New Jersey-based NRG Energy announced Friday it has entered into a definitive agreement to purchase Direct Energy, a North American subsidiary of Centrica PLC for $3.265 billion in an all-cash transaction.
The deal builds on NRG’s strategy as a customer-driven integrated energy company, adding 3 million retail customers across 50 states and six Canadian provinces. NRG is one of the largest independent power suppliers in the country, providing electricity and gas to 3.7 million customers.
Beyond nearly doubling the number of homes its serves, the transaction is viewed as reducing the company’s exposure to volatility in prices in the wholesale energy markets. The deal also expands its footprint in the lucrative market along the Eastern Seaboard, including New Jersey where the company has headquarters near Princeton.
“This is a great transaction for NRG,’’ said Mauricio Gutierrez, president and CEO of NRG in an investors’ call with analysts. “It is the right transaction at the right time.’’
The deal expands NRG’s geographical reach and offerings, enhances the company’s cost competitiveness, and should create significant shareholder value, according to Gutierrez.
With operations in all 50 U.S. states and 6 Canadian provinces, Direct Energy is one of North America’s leading retail providers of electricity, natural gas and business-related products and services. For NRG, it enables the company to better match its power generation with customer demand.
“Some merchant generators are looking to retail as a means of expanding their operations,’’ noted Paul Patterson, an energy analyst at Glenrock Associates in New York. “It is a way of moving further down the food chain.’’
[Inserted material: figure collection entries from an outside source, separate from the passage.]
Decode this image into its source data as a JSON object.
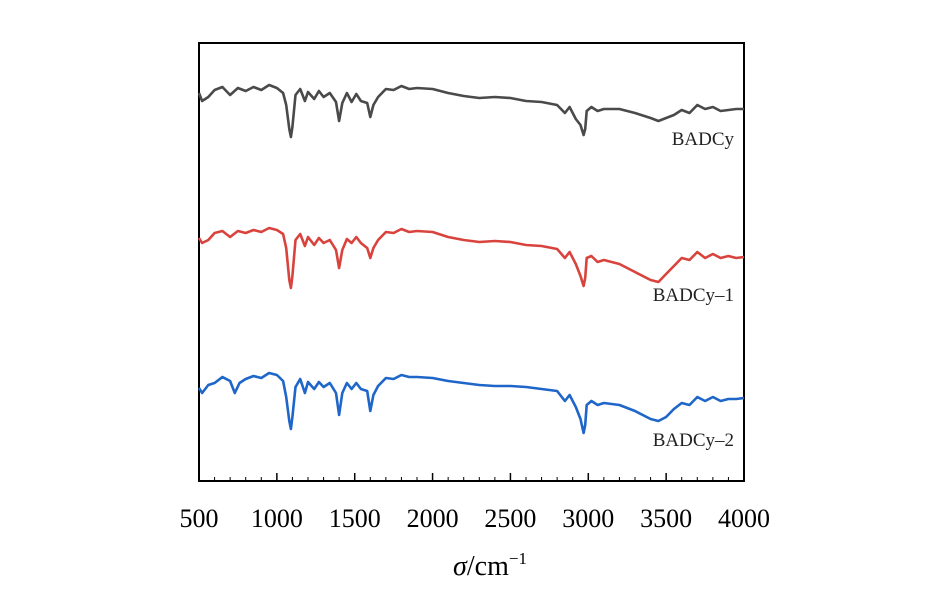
{
  "chart_data": {
    "type": "line",
    "xlabel_symbol": "σ",
    "xlabel_unit": "/cm",
    "xlabel_exponent": "−1",
    "xlim": [
      500,
      4000
    ],
    "xticks": [
      "500",
      "1000",
      "1500",
      "2000",
      "2500",
      "3000",
      "3500",
      "4000"
    ],
    "y_ticks_shown": false,
    "grid": false,
    "series": [
      {
        "name": "BADCy",
        "color": "#4a4a4a",
        "points": [
          [
            500,
            0.08
          ],
          [
            520,
            0.16
          ],
          [
            560,
            0.12
          ],
          [
            600,
            0.05
          ],
          [
            650,
            0.02
          ],
          [
            700,
            0.1
          ],
          [
            750,
            0.03
          ],
          [
            800,
            0.06
          ],
          [
            850,
            0.02
          ],
          [
            900,
            0.05
          ],
          [
            950,
            0.0
          ],
          [
            1000,
            0.03
          ],
          [
            1040,
            0.08
          ],
          [
            1060,
            0.2
          ],
          [
            1080,
            0.44
          ],
          [
            1090,
            0.52
          ],
          [
            1100,
            0.42
          ],
          [
            1120,
            0.1
          ],
          [
            1150,
            0.04
          ],
          [
            1180,
            0.16
          ],
          [
            1200,
            0.07
          ],
          [
            1240,
            0.14
          ],
          [
            1270,
            0.06
          ],
          [
            1300,
            0.12
          ],
          [
            1340,
            0.08
          ],
          [
            1380,
            0.17
          ],
          [
            1400,
            0.36
          ],
          [
            1420,
            0.18
          ],
          [
            1450,
            0.08
          ],
          [
            1480,
            0.17
          ],
          [
            1510,
            0.09
          ],
          [
            1540,
            0.16
          ],
          [
            1580,
            0.18
          ],
          [
            1600,
            0.32
          ],
          [
            1620,
            0.2
          ],
          [
            1650,
            0.12
          ],
          [
            1700,
            0.04
          ],
          [
            1750,
            0.05
          ],
          [
            1800,
            0.01
          ],
          [
            1850,
            0.04
          ],
          [
            1900,
            0.03
          ],
          [
            2000,
            0.04
          ],
          [
            2100,
            0.08
          ],
          [
            2200,
            0.11
          ],
          [
            2300,
            0.13
          ],
          [
            2400,
            0.12
          ],
          [
            2500,
            0.13
          ],
          [
            2600,
            0.16
          ],
          [
            2700,
            0.17
          ],
          [
            2800,
            0.2
          ],
          [
            2850,
            0.28
          ],
          [
            2880,
            0.22
          ],
          [
            2920,
            0.34
          ],
          [
            2950,
            0.4
          ],
          [
            2970,
            0.5
          ],
          [
            2980,
            0.44
          ],
          [
            2990,
            0.26
          ],
          [
            3020,
            0.22
          ],
          [
            3060,
            0.26
          ],
          [
            3100,
            0.24
          ],
          [
            3200,
            0.24
          ],
          [
            3300,
            0.28
          ],
          [
            3400,
            0.33
          ],
          [
            3450,
            0.36
          ],
          [
            3500,
            0.33
          ],
          [
            3550,
            0.3
          ],
          [
            3600,
            0.25
          ],
          [
            3650,
            0.28
          ],
          [
            3700,
            0.2
          ],
          [
            3750,
            0.24
          ],
          [
            3800,
            0.22
          ],
          [
            3850,
            0.26
          ],
          [
            3900,
            0.25
          ],
          [
            3950,
            0.24
          ],
          [
            4000,
            0.24
          ]
        ]
      },
      {
        "name": "BADCy–1",
        "color": "#d9433d",
        "points": [
          [
            500,
            0.1
          ],
          [
            520,
            0.15
          ],
          [
            560,
            0.12
          ],
          [
            600,
            0.05
          ],
          [
            650,
            0.03
          ],
          [
            700,
            0.09
          ],
          [
            750,
            0.03
          ],
          [
            800,
            0.05
          ],
          [
            850,
            0.02
          ],
          [
            900,
            0.04
          ],
          [
            950,
            0.0
          ],
          [
            1000,
            0.02
          ],
          [
            1040,
            0.06
          ],
          [
            1060,
            0.2
          ],
          [
            1080,
            0.52
          ],
          [
            1090,
            0.6
          ],
          [
            1100,
            0.48
          ],
          [
            1120,
            0.12
          ],
          [
            1150,
            0.06
          ],
          [
            1180,
            0.18
          ],
          [
            1200,
            0.09
          ],
          [
            1240,
            0.17
          ],
          [
            1270,
            0.1
          ],
          [
            1300,
            0.15
          ],
          [
            1340,
            0.12
          ],
          [
            1380,
            0.22
          ],
          [
            1400,
            0.4
          ],
          [
            1420,
            0.22
          ],
          [
            1450,
            0.11
          ],
          [
            1480,
            0.15
          ],
          [
            1510,
            0.09
          ],
          [
            1540,
            0.15
          ],
          [
            1580,
            0.2
          ],
          [
            1600,
            0.3
          ],
          [
            1620,
            0.2
          ],
          [
            1650,
            0.12
          ],
          [
            1700,
            0.04
          ],
          [
            1750,
            0.05
          ],
          [
            1800,
            0.01
          ],
          [
            1850,
            0.04
          ],
          [
            1900,
            0.03
          ],
          [
            2000,
            0.04
          ],
          [
            2100,
            0.09
          ],
          [
            2200,
            0.12
          ],
          [
            2300,
            0.14
          ],
          [
            2400,
            0.13
          ],
          [
            2500,
            0.14
          ],
          [
            2600,
            0.17
          ],
          [
            2700,
            0.18
          ],
          [
            2800,
            0.21
          ],
          [
            2850,
            0.3
          ],
          [
            2880,
            0.24
          ],
          [
            2920,
            0.36
          ],
          [
            2950,
            0.48
          ],
          [
            2970,
            0.58
          ],
          [
            2980,
            0.5
          ],
          [
            2990,
            0.3
          ],
          [
            3020,
            0.28
          ],
          [
            3060,
            0.34
          ],
          [
            3100,
            0.32
          ],
          [
            3200,
            0.36
          ],
          [
            3300,
            0.44
          ],
          [
            3400,
            0.52
          ],
          [
            3450,
            0.54
          ],
          [
            3500,
            0.46
          ],
          [
            3550,
            0.38
          ],
          [
            3600,
            0.3
          ],
          [
            3650,
            0.32
          ],
          [
            3700,
            0.24
          ],
          [
            3750,
            0.3
          ],
          [
            3800,
            0.26
          ],
          [
            3850,
            0.3
          ],
          [
            3900,
            0.28
          ],
          [
            3950,
            0.3
          ],
          [
            4000,
            0.29
          ]
        ]
      },
      {
        "name": "BADCy–2",
        "color": "#1f66c9",
        "points": [
          [
            500,
            0.15
          ],
          [
            520,
            0.2
          ],
          [
            560,
            0.12
          ],
          [
            600,
            0.1
          ],
          [
            650,
            0.04
          ],
          [
            700,
            0.08
          ],
          [
            730,
            0.2
          ],
          [
            760,
            0.1
          ],
          [
            800,
            0.06
          ],
          [
            850,
            0.03
          ],
          [
            900,
            0.05
          ],
          [
            950,
            0.0
          ],
          [
            1000,
            0.02
          ],
          [
            1040,
            0.08
          ],
          [
            1060,
            0.24
          ],
          [
            1080,
            0.48
          ],
          [
            1090,
            0.56
          ],
          [
            1100,
            0.44
          ],
          [
            1120,
            0.14
          ],
          [
            1150,
            0.06
          ],
          [
            1180,
            0.2
          ],
          [
            1200,
            0.09
          ],
          [
            1240,
            0.16
          ],
          [
            1270,
            0.09
          ],
          [
            1300,
            0.14
          ],
          [
            1340,
            0.1
          ],
          [
            1380,
            0.2
          ],
          [
            1400,
            0.42
          ],
          [
            1420,
            0.2
          ],
          [
            1450,
            0.1
          ],
          [
            1480,
            0.16
          ],
          [
            1510,
            0.1
          ],
          [
            1540,
            0.16
          ],
          [
            1580,
            0.18
          ],
          [
            1600,
            0.38
          ],
          [
            1620,
            0.22
          ],
          [
            1650,
            0.13
          ],
          [
            1700,
            0.05
          ],
          [
            1750,
            0.06
          ],
          [
            1800,
            0.02
          ],
          [
            1850,
            0.04
          ],
          [
            1900,
            0.04
          ],
          [
            2000,
            0.05
          ],
          [
            2100,
            0.08
          ],
          [
            2200,
            0.1
          ],
          [
            2300,
            0.12
          ],
          [
            2400,
            0.13
          ],
          [
            2500,
            0.13
          ],
          [
            2600,
            0.14
          ],
          [
            2700,
            0.16
          ],
          [
            2800,
            0.18
          ],
          [
            2850,
            0.28
          ],
          [
            2880,
            0.22
          ],
          [
            2920,
            0.34
          ],
          [
            2950,
            0.46
          ],
          [
            2970,
            0.6
          ],
          [
            2980,
            0.52
          ],
          [
            2990,
            0.32
          ],
          [
            3020,
            0.28
          ],
          [
            3060,
            0.32
          ],
          [
            3100,
            0.3
          ],
          [
            3200,
            0.32
          ],
          [
            3300,
            0.38
          ],
          [
            3400,
            0.46
          ],
          [
            3450,
            0.48
          ],
          [
            3500,
            0.44
          ],
          [
            3550,
            0.36
          ],
          [
            3600,
            0.3
          ],
          [
            3650,
            0.32
          ],
          [
            3700,
            0.24
          ],
          [
            3750,
            0.28
          ],
          [
            3800,
            0.24
          ],
          [
            3850,
            0.28
          ],
          [
            3900,
            0.26
          ],
          [
            3950,
            0.26
          ],
          [
            4000,
            0.25
          ]
        ]
      }
    ]
  }
}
The acquisition comes on the heels of NRG’s deal to buy Stream Energy’s retail and natural gas businesses in 2019 in a $300 million deal.
In acquiring Direct Energy, based in Houston, NRG views the deal as providing substantial regional diversity, broadening its regional platform, including its eastern footprint. The acquisition is also expected to create $300 million in cost savings, according to the company.
The deal may offer opportunities to expand its offerings in the Northeast, including renewable energy options. The transaction is expected to close in 2020.